Против цирка, у Симеоновского моста на углу Фонтанки, в маленькой лавке под названием «Книжный угол», застал я однажды старика, ведшего разговор, который не мог не привлечь внимания. Да и сам старик тотчас останавливал на себе взгляд — бумажной сухостью лица, желчными извивами двух недвижных морщин над углами рта и какою-то стеклянной трезвостью светло-серых глаз. Искра узеньких очков находилась в язвительной перекличке со всем лицом, усиливая холод глаз и надменно-насмешливое и горькое очертание губ.
Старик говорил со спокойной, навязчивой интонацией уверенного в себе педагога. Его почтительно и даже робко слушал молодой человек.
— Сравните начертание нашего печатного алфавита с латинским, букву за буквой. В латинском наборе, одну за другой, встречаешь буквы с выходящими над средним уровнем строки частицами, как в буквах l, t, d, h, или с опускающимися в междустрочье частицами, как в буквах f, g, p, q. Это дает известную опору для глаза при чтении. Глаз легко улавливает эти отступления от нормы, и, в результате, зрение не так быстро утомляется, как при чтении русского печатного текста. В нашем алфавите букв с подобным начертанием меньше ровно в два раза, чем в латинском. Это буквы р, у, ф, б. Значит, по-русски читать для зрения тяжелее в два раза, чем на любом языке с латинской азбукой. И значит, упразднение в русском алфавите буквы ѣ, подымавшейся над средним уровнем строки, нанесло вред нашему зрению. Понятно?
Молодой человек кивнул. Мне показалось, что если бы он не поторопился это сделать, то старик прикрикнул бы на него — «поди, стань в угол!».
Я подождал, когда, распрощавшись с требовательной и даже вызывающей вежливостью, старик медленно вышел из лавки, и спросил: кто это?
— Федор Сологуб, — ответили мне.
До того как близко познакомиться с ним, я увидел его еще раз во «Всемирной литературе». И странно — опять он наставнически внушал или выговаривал слушавшему его литератору, на этот раз нечто на математическую тему, о какой-то геометрической лемме, и слушавший имел такой вид, будто ему стыдно, что он позабыл лемму, а Сологуб был доволен, что пристыдил человека, и посмеивался над его растерянностью.
Он любил ставить собеседника в тупик, вызывать смущение, неловкость. С людьми ненаходчивыми или застенчивыми он играл, как кот с мышью, и тогда беззвучный его смех, гладкое стекло его взгляда, перекликаясь с игрой очков, торжествовали над жертвой открыто и беспощадно.
Может быть, потому, что смущению поддавалась легче всего молодежь, Сологуб предпочитал общаться с ней — если приходилось общаться и возможен был выбор — с кем поговорить.
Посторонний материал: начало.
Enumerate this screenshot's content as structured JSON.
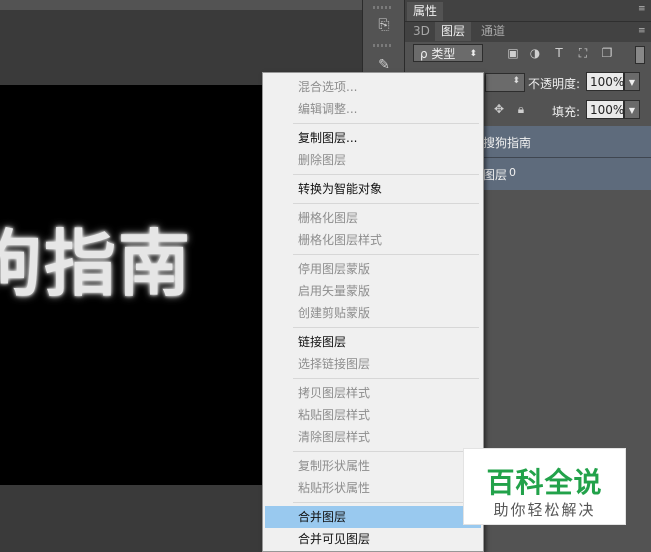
{
  "canvas": {
    "text": "狗指南"
  },
  "panel": {
    "tabs_top": [
      "属性"
    ],
    "tabs": [
      "3D",
      "图层",
      "通道"
    ],
    "filter": {
      "kind_label": "ρ 类型"
    },
    "opacity_label": "不透明度:",
    "opacity_value": "100%",
    "fill_label": "填充:",
    "fill_value": "100%",
    "layers": [
      {
        "name": "搜狗指南"
      },
      {
        "name": "图层",
        "num": "0"
      }
    ]
  },
  "context_menu": {
    "groups": [
      [
        {
          "label": "混合选项...",
          "enabled": false
        },
        {
          "label": "编辑调整...",
          "enabled": false
        }
      ],
      [
        {
          "label": "复制图层...",
          "enabled": true
        },
        {
          "label": "删除图层",
          "enabled": false
        }
      ],
      [
        {
          "label": "转换为智能对象",
          "enabled": true
        }
      ],
      [
        {
          "label": "栅格化图层",
          "enabled": false
        },
        {
          "label": "栅格化图层样式",
          "enabled": false
        }
      ],
      [
        {
          "label": "停用图层蒙版",
          "enabled": false
        },
        {
          "label": "启用矢量蒙版",
          "enabled": false
        },
        {
          "label": "创建剪贴蒙版",
          "enabled": false
        }
      ],
      [
        {
          "label": "链接图层",
          "enabled": true
        },
        {
          "label": "选择链接图层",
          "enabled": false
        }
      ],
      [
        {
          "label": "拷贝图层样式",
          "enabled": false
        },
        {
          "label": "粘贴图层样式",
          "enabled": false
        },
        {
          "label": "清除图层样式",
          "enabled": false
        }
      ],
      [
        {
          "label": "复制形状属性",
          "enabled": false
        },
        {
          "label": "粘贴形状属性",
          "enabled": false
        }
      ],
      [
        {
          "label": "合并图层",
          "enabled": true,
          "highlighted": true
        },
        {
          "label": "合并可见图层",
          "enabled": true
        }
      ]
    ]
  },
  "watermark": {
    "main": "百科全说",
    "sub": "助你轻松解决"
  },
  "colors": {
    "highlight": "#99c9ef",
    "watermark_green": "#22a24a",
    "layer_selected": "#5e6b7c"
  }
}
Ровесников своих он не жаловал, проявляя к ним неотступную придирчивость. Стоило в его обществе заговорить старухе или старику, как обычная тайная насмешка превосходства исчезала с лица Сологуба, и, нацелившись, он только ждал минуты, чтобы рассмеяться открыто в глаза противнику.
Ум его был изысканно-точный, земной. Он презирал словесность, — то напластование фраз и красивостей, какими часто облекают мысли романтики и фантасты. Поэтому он не мог выносить Акима Волынского, и они были противны друг другу, как масло и вода.
Встречаясь на заседаниях Всероссийского союза писателей в середине двадцатых годов, Сологуб и Волынский вызывали впечатление, что, может быть, еще в девяностых годах прошлого века они чего-то не поделили между собой в «Северном вестнике», где возник этот псевдоним — Федор Сологуб, и с тех пор все делят, делят и не могут поделить мировоззрения, славы, авторитета, кресел на заседаниях, — бог знает чего. Как вседержитель-судия, изрекая сентенции, вносил предложения, декламировал резолюции председательствовавший Волынский. Безукоризненно вежливо Сологуб просил у Волынского слова. Безукоризненно вежливо Волынский предоставлял Сологубу просимое слово. Подпилочками колкостей и усмешечек Сологуб обпиливал пафос Волынского. В благородном негодовании Волынский отвергал язвительные возражения Сологуба. Раззадоривая, Сологуб подбрасывал в огонь реплики, ремарочки. Волнийками рассыпались стекла его очков. Он розовел от наслаждения. Он скатывался в комочек, как паучок, чтобы прыгнуть на жертву. Сладко было ему видеть, как выпячивались громадные глаза Волынского, как сборились и растягивались гармоники его морщин. Боль пылкого сердца, трепет праведной крови радовали Сологуба. Трезвый его взгляд говорил: как мне хочется, так я шучу, — ты пророк; а я тебя съем, я тебя медленно, глоточками выпью до донышка!
Эти сцены фехтований обыкновенно разыгрывались вокруг предмета, который справедливее всего назвать нулем.